Деловитое выступление Любавы выслушали внимательно. Когда она кончила, с задней скамейки раздался писклявый голос Маланьи Бузыкиной:
— А верно ли, что будут половинить участки? – И сразу подхватила Полюха:
— Для чего участки перемеривали?
— Верно ли сказано, что в решении велено половинить участки? — раздалось с задней скамейки.
Василий позвонил в колокольчик, водворил тишину и спросил:
— Да кто это сказал? Откуда вы это взяли, товарищи колхозники?
— Да вон Полюха мимо лесосеки проехала, говорит участки половинят.
— Пелагея Конопатова, объясните, откуда у вас такие сведения? Объясните, на каком основании вы это распространили?
— А чего мне не объяснить? И объясню. Мне Ксенофонтовна сказала. А мне-то что? Я за что купила, за то и продала.
— Ксенофонтовна всю деревню обежала с этим разговором, — сказала Любава.
— Гражданка Татьяна Ксенофонтовна Блинова, я как председатель собрания прошу вас встать и отвечать на задаваемые вам вопросы. Откуда вы взяли, что приусадебные участки будут половинить?
Ксенофонтовна заерзала на месте. Пухлые щеки ее осели книзу мешочками.
— А чего же мне вставать? Я и сидючи могу!..
— Нет, вы встаньте и отвечайте всенародно за эти зловредно распространяемые вами слухи.
Ксенофонтовна встала. Она и храбрилась и трусила одновременно.
— Ну и что ж? Ну и неправда, что ли? Ты мне и сам сказал, Василий Кузьмич, что споловинишь. Твои то были словечки! Вру я, что ли?
— А у кого я собирался споловинить? У тебя?
— Ну, у меня….
— То-то и оно! Как у тебя не «споловинить», когда ты целый гектар отхватила! Товарищи, со всей ответственностью вас заверяю, что при проверке участков излишки оказались только у троих из всего колхоза: у Конопатовых, у Кузьмы Васильевича Бортникова и у Блиновых.
Василий быстрым взглядом посмотрел на отца. Отец и Степанида сидели прямые, твердые, каменные.
— Бортниковы, согласно моей записке, без возражения передали землю в колхозный фонд. Вопрос остается о Конопатовых и о Блиновых, об ихнем гектаре.

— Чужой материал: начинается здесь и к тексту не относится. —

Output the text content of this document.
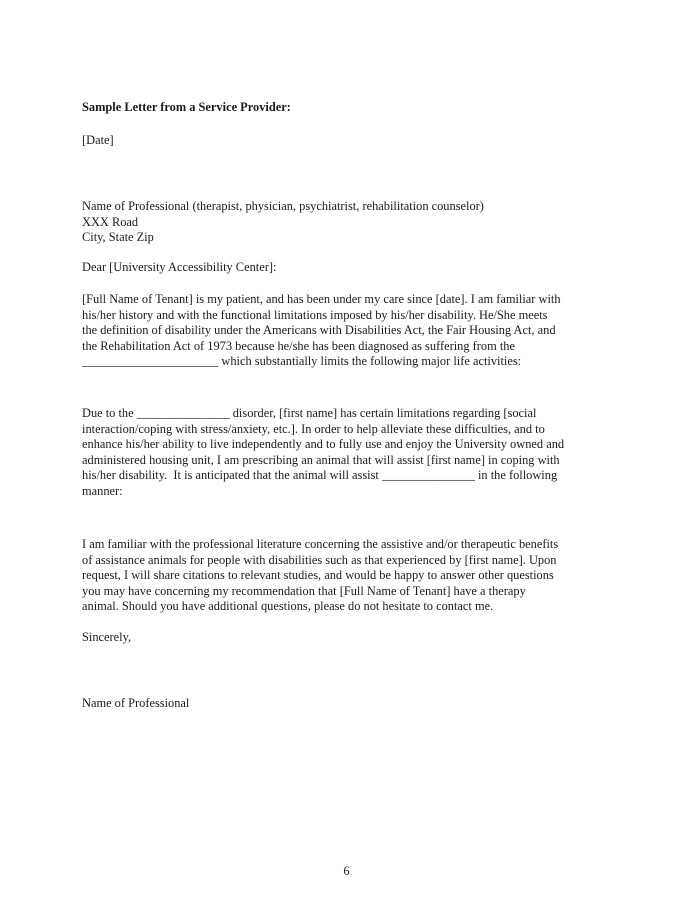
Sample Letter from a Service Provider:
[Date]
Name of Professional (therapist, physician, psychiatrist, rehabilitation counselor)
XXX Road
City, State Zip
Dear [University Accessibility Center]:
[Full Name of Tenant] is my patient, and has been under my care since [date]. I am familiar with
his/her history and with the functional limitations imposed by his/her disability. He/She meets
the definition of disability under the Americans with Disabilities Act, the Fair Housing Act, and
the Rehabilitation Act of 1973 because he/she has been diagnosed as suffering from the
______________________ which substantially limits the following major life activities:
Due to the _______________ disorder, [first name] has certain limitations regarding [social
interaction/coping with stress/anxiety, etc.]. In order to help alleviate these difficulties, and to
enhance his/her ability to live independently and to fully use and enjoy the University owned and
administered housing unit, I am prescribing an animal that will assist [first name] in coping with
his/her disability.  It is anticipated that the animal will assist _______________ in the following
manner:
I am familiar with the professional literature concerning the assistive and/or therapeutic benefits
of assistance animals for people with disabilities such as that experienced by [first name]. Upon
request, I will share citations to relevant studies, and would be happy to answer other questions
you may have concerning my recommendation that [Full Name of Tenant] have a therapy
animal. Should you have additional questions, please do not hesitate to contact me.
Sincerely,
Name of Professional
6
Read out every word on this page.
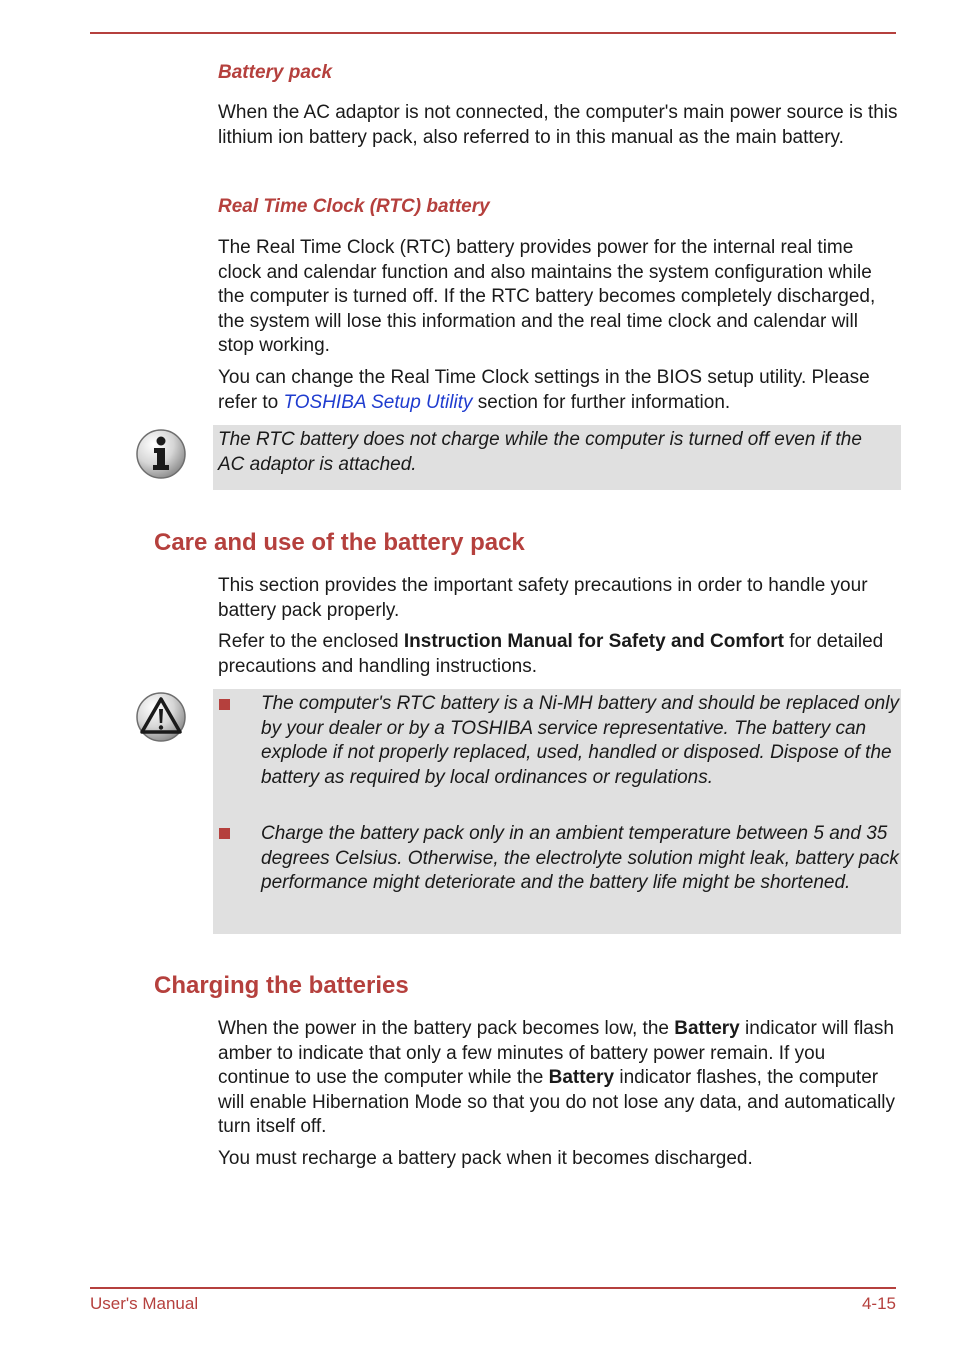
Battery pack

When the AC adaptor is not connected, the computer's main power source is this lithium ion battery pack, also referred to in this manual as the main battery.

Real Time Clock (RTC) battery

The Real Time Clock (RTC) battery provides power for the internal real time clock and calendar function and also maintains the system configuration while the computer is turned off. If the RTC battery becomes completely discharged, the system will lose this information and the real time clock and calendar will stop working.

You can change the Real Time Clock settings in the BIOS setup utility. Please refer to TOSHIBA Setup Utility section for further information.

The RTC battery does not charge while the computer is turned off even if the AC adaptor is attached.

Care and use of the battery pack

This section provides the important safety precautions in order to handle your battery pack properly.

Refer to the enclosed Instruction Manual for Safety and Comfort for detailed precautions and handling instructions.

The computer's RTC battery is a Ni-MH battery and should be replaced only by your dealer or by a TOSHIBA service representative. The battery can explode if not properly replaced, used, handled or disposed. Dispose of the battery as required by local ordinances or regulations.

Charge the battery pack only in an ambient temperature between 5 and 35 degrees Celsius. Otherwise, the electrolyte solution might leak, battery pack performance might deteriorate and the battery life might be shortened.

Charging the batteries

When the power in the battery pack becomes low, the Battery indicator will flash amber to indicate that only a few minutes of battery power remain. If you continue to use the computer while the Battery indicator flashes, the computer will enable Hibernation Mode so that you do not lose any data, and automatically turn itself off.

You must recharge a battery pack when it becomes discharged.

User's Manual	4-15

— Да где же это у меня гектар! — заволновалась Ксенофонтовна. — Люди добрые, да это наговорено, и всего-то-навсего полгектара.

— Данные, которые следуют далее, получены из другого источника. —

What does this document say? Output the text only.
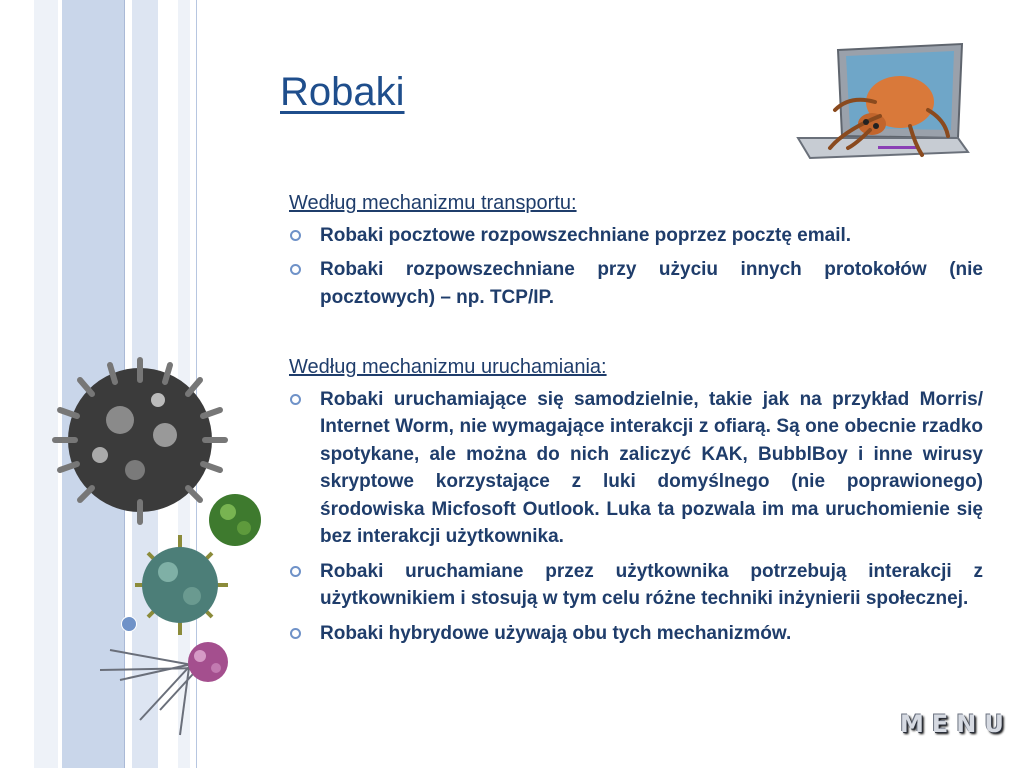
Robaki

Według mechanizmu transportu:

Robaki pocztowe rozpowszechniane poprzez pocztę email.
Robaki rozpowszechniane przy użyciu innych protokołów (nie pocztowych) – np. TCP/IP.

Według mechanizmu uruchamiania:

Robaki uruchamiające się samodzielnie, takie jak na przykład Morris/ Internet Worm, nie wymagające interakcji z ofiarą. Są one obecnie rzadko spotykane, ale można do nich zaliczyć KAK, BubblBoy i inne wirusy skryptowe korzystające z luki domyślnego (nie poprawionego) środowiska Micfosoft Outlook. Luka ta pozwala im ma uruchomienie się bez interakcji użytkownika.
Robaki uruchamiane przez użytkownika potrzebują interakcji z użytkownikiem i stosują w tym celu różne techniki inżynierii społecznej.
Robaki hybrydowe używają obu tych mechanizmów.
MENU
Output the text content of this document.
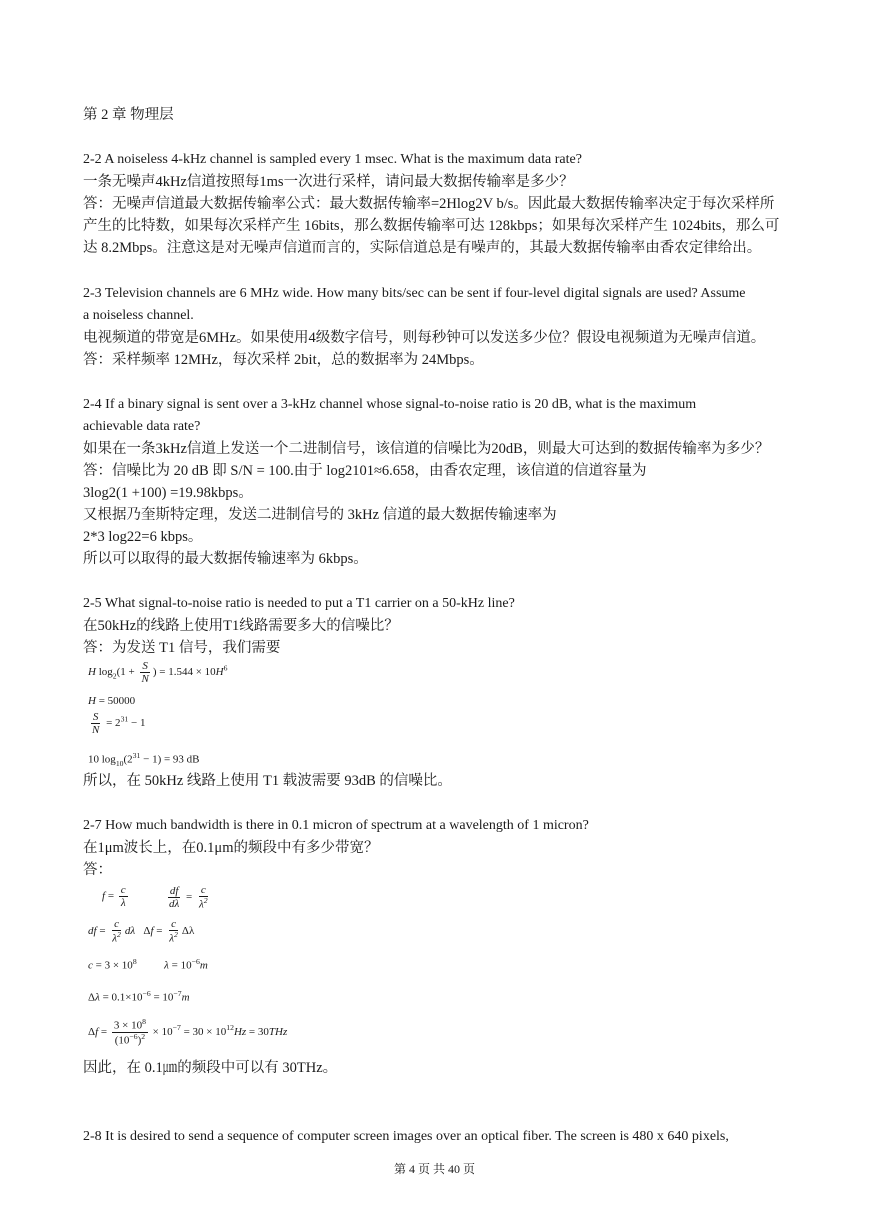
第 2 章 物理层
2-2 A noiseless 4-kHz channel is sampled every 1 msec. What is the maximum data rate?
一条无噪声4kHz信道按照每1ms一次进行采样，请问最大数据传输率是多少？
答：无噪声信道最大数据传输率公式：最大数据传输率=2Hlog2V b/s。因此最大数据传输率决定于每次采样所
产生的比特数，如果每次采样产生 16bits，那么数据传输率可达 128kbps；如果每次采样产生 1024bits，那么可
达 8.2Mbps。注意这是对无噪声信道而言的，实际信道总是有噪声的，其最大数据传输率由香农定律给出。
2-3 Television channels are 6 MHz wide. How many bits/sec can be sent if four-level digital signals are used? Assume
a noiseless channel.
电视频道的带宽是6MHz。如果使用4级数字信号，则每秒钟可以发送多少位？假设电视频道为无噪声信道。
答：采样频率 12MHz，每次采样 2bit，总的数据率为 24Mbps。
2-4 If a binary signal is sent over a 3-kHz channel whose signal-to-noise ratio is 20 dB, what is the maximum
achievable data rate?
如果在一条3kHz信道上发送一个二进制信号，该信道的信噪比为20dB，则最大可达到的数据传输率为多少？
答：信噪比为 20 dB 即 S/N = 100.由于 log2101≈6.658，由香农定理，该信道的信道容量为
3log2(1 +100) =19.98kbps。
又根据乃奎斯特定理，发送二进制信号的 3kHz 信道的最大数据传输速率为
2*3 log22=6 kbps。
所以可以取得的最大数据传输速率为 6kbps。
2-5 What signal-to-noise ratio is needed to put a T1 carrier on a 50-kHz line?
在50kHz的线路上使用T1线路需要多大的信噪比？
答：为发送 T1 信号，我们需要
H $\log_2(1 + \frac{S}{N}$ ) = $1.544 \times 10H^6$
H = 50000
$\frac{S}{N} = 2^{31} - 1$
10 $\log_{10}(2^{31} - 1) = 93$ dB
所以，在 50kHz 线路上使用 T1 载波需要 93dB 的信噪比。
2-7 How much bandwidth is there in 0.1 micron of spectrum at a wavelength of 1 micron?
在1μm波长上，在0.1μm的频段中有多少带宽？
答：
$f = \frac{c}{\lambda}$	$\frac{df}{d\lambda} = \frac{c}{\lambda^2}$
df = $\frac{c}{\lambda^2}$ dλ   $\Delta f = \frac{c}{\lambda^2}$ Δλ
$c = 3 \times 10^8$	$\lambda = 10^{-6}m$
$\Delta\lambda = 0.1\times 10^{-6} = 10^{-7}m$
$\Delta f = \frac{3 \times 10^8}{(10^{-6})^2} \times 10^{-7} = 30 \times 10^{12}Hz = 30THz$
因此，在 0.1㎛的频段中可以有 30THz。
2-8 It is desired to send a sequence of computer screen images over an optical fiber. The screen is 480 x 640 pixels,
第 4 页 共 40 页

— Полгектара при доме да полгектара вдоль косогора.
— Да разве там земля? Пеньки да елки, ухабы да ямы!
— Эта земля, почитай, лучшая в колхозе. Во всем колхозе не найти такой земли. Эту землю колхоз отберет.

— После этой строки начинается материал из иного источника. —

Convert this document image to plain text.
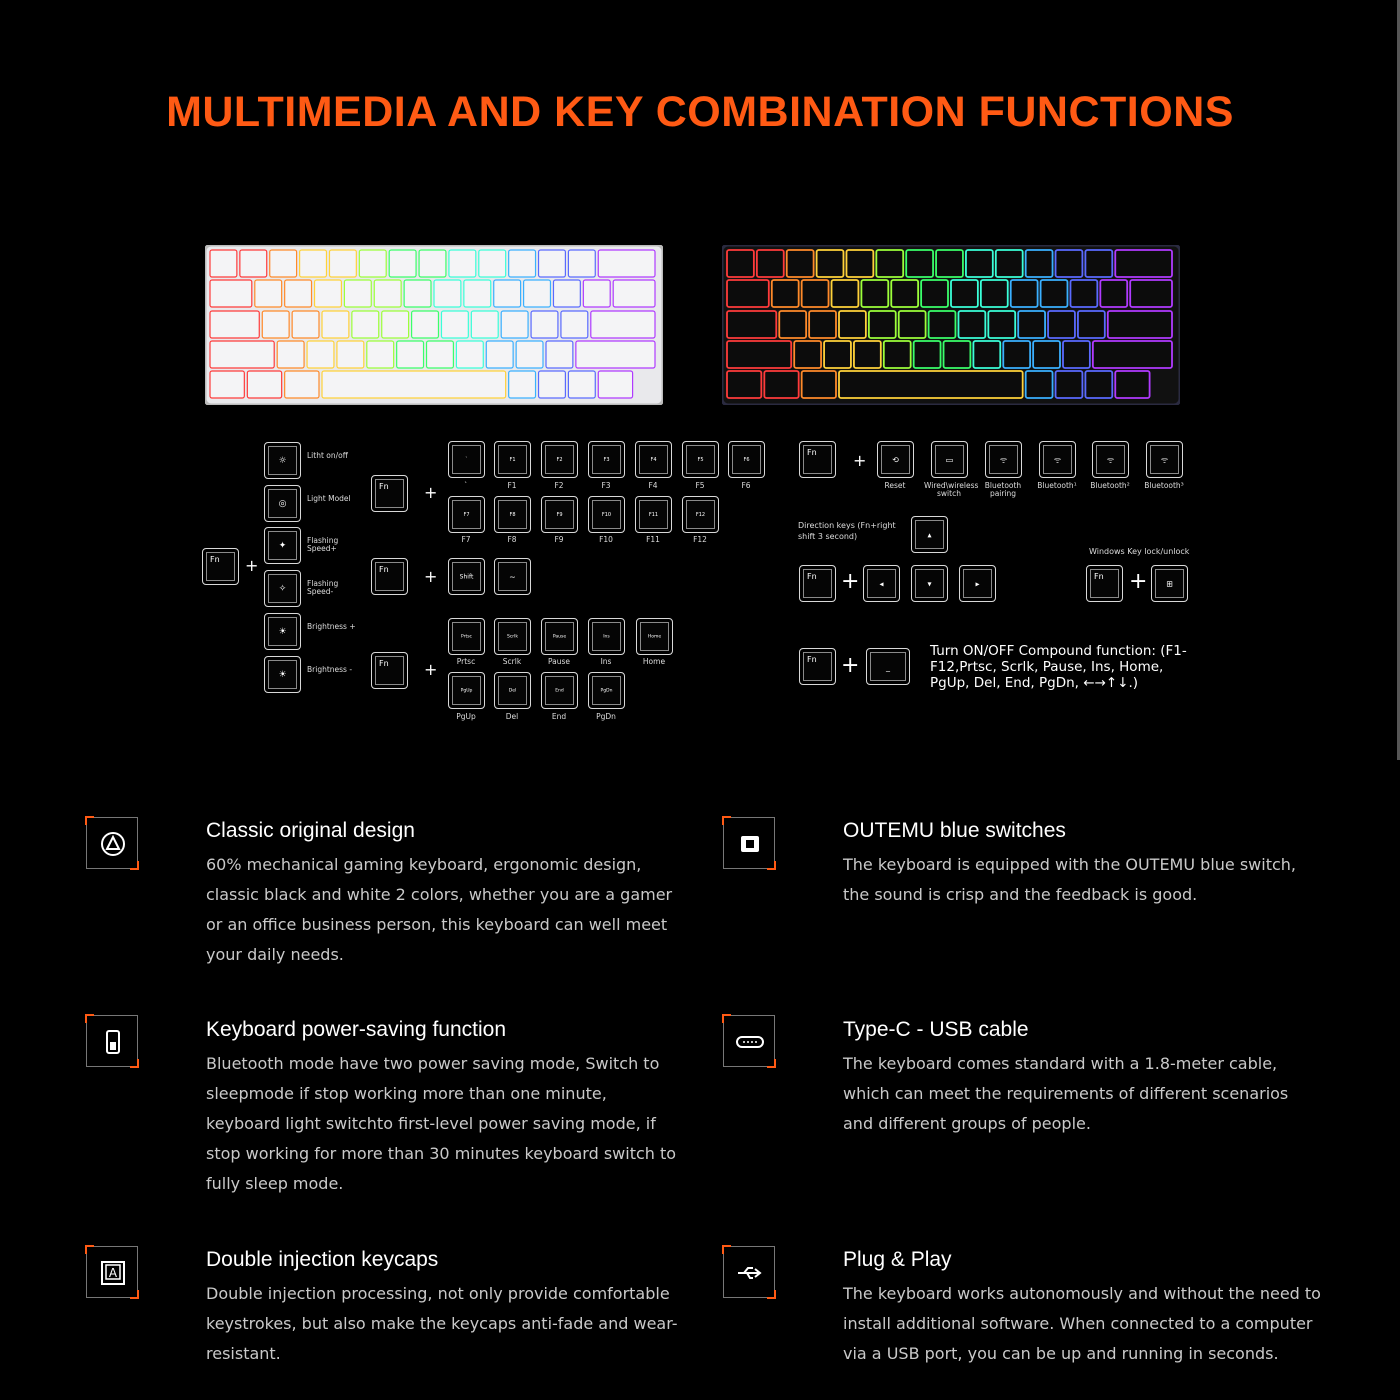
MULTIMEDIA AND KEY COMBINATION FUNCTIONS
Fn +
Fn +
Fn +	Shift	~
Fn +
Fn +
Direction keys (Fn+right shift 3 second)	▴
Fn +	◂	▾	▸
Windows Key lock/unlock
Fn +	⊞
Fn +	_
Turn ON/OFF Compound function: (F1-F12,Prtsc, Scrlk, Pause, Ins, Home, PgUp, Del, End, PgDn, ←→↑↓.)
Classic original design
60% mechanical gaming keyboard, ergonomic design, classic black and white 2 colors, whether you are a gamer or an office business person, this keyboard can well meet your daily needs.
OUTEMU blue switches
The keyboard is equipped with the OUTEMU blue switch, the sound is crisp and the feedback is good.
Keyboard power-saving function
Bluetooth mode have two power saving mode, Switch to sleepmode if stop working more than one minute, keyboard light switchto first-level power saving mode, if stop working for more than 30 minutes keyboard switch to fully sleep mode.
Type-C - USB cable
The keyboard comes standard with a 1.8-meter cable, which can meet the requirements of different scenarios and different groups of people.
A
Double injection keycaps
Double injection processing, not only provide comfortable keystrokes, but also make the keycaps anti-fade and wear-resistant.
Plug & Play
The keyboard works autonomously and without the need to install additional software. When connected to a computer via a USB port, you can be up and running in seconds.
☼	Litht on/off
◎	Light Model
✦	Flashing Speed+
✧	Flashing Speed-
☀	Brightness +
☀	Brightness -
`
`
F1
F1
F2
F2
F3
F3
F4
F4
F5
F5
F6
F6
F7
F7
F8
F8
F9
F9
F10
F10
F11
F11
F12
F12
Prtsc
Prtsc
Scrlk
Scrlk
Pause
Pause
Ins
Ins
Home
Home
PgUp
PgUp
Del
Del
End
End
PgDn
PgDn
⟲
Reset
▭
Wired\wireless switch
ᯤ
Bluetooth pairing
ᯤ
Bluetooth¹
ᯤ
Bluetooth²
ᯤ
Bluetooth³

— Вот еще! Да что же это? — неожиданно вступилась Фроська, давно отчаянно ерзавшая на подоконнике. — Да из этой земли мы с маманей все пеньки выкорчевали!
— А и всего-то там был один-разъединый пенек! — раздался сзади густой, утонувший в бороде бас Матвеевича.
— И ничего не один!.. Вот еще! Мы своими руками все пеньки повыкорчевывали. Сколько трудов положили, сколько одного поту пролили!
— Кто вас просил проливать! И как вы эту землю заграбастали?
— Им эту землю Валкин, старый наш председатель, отдал за ее, за Фроськины, глазки.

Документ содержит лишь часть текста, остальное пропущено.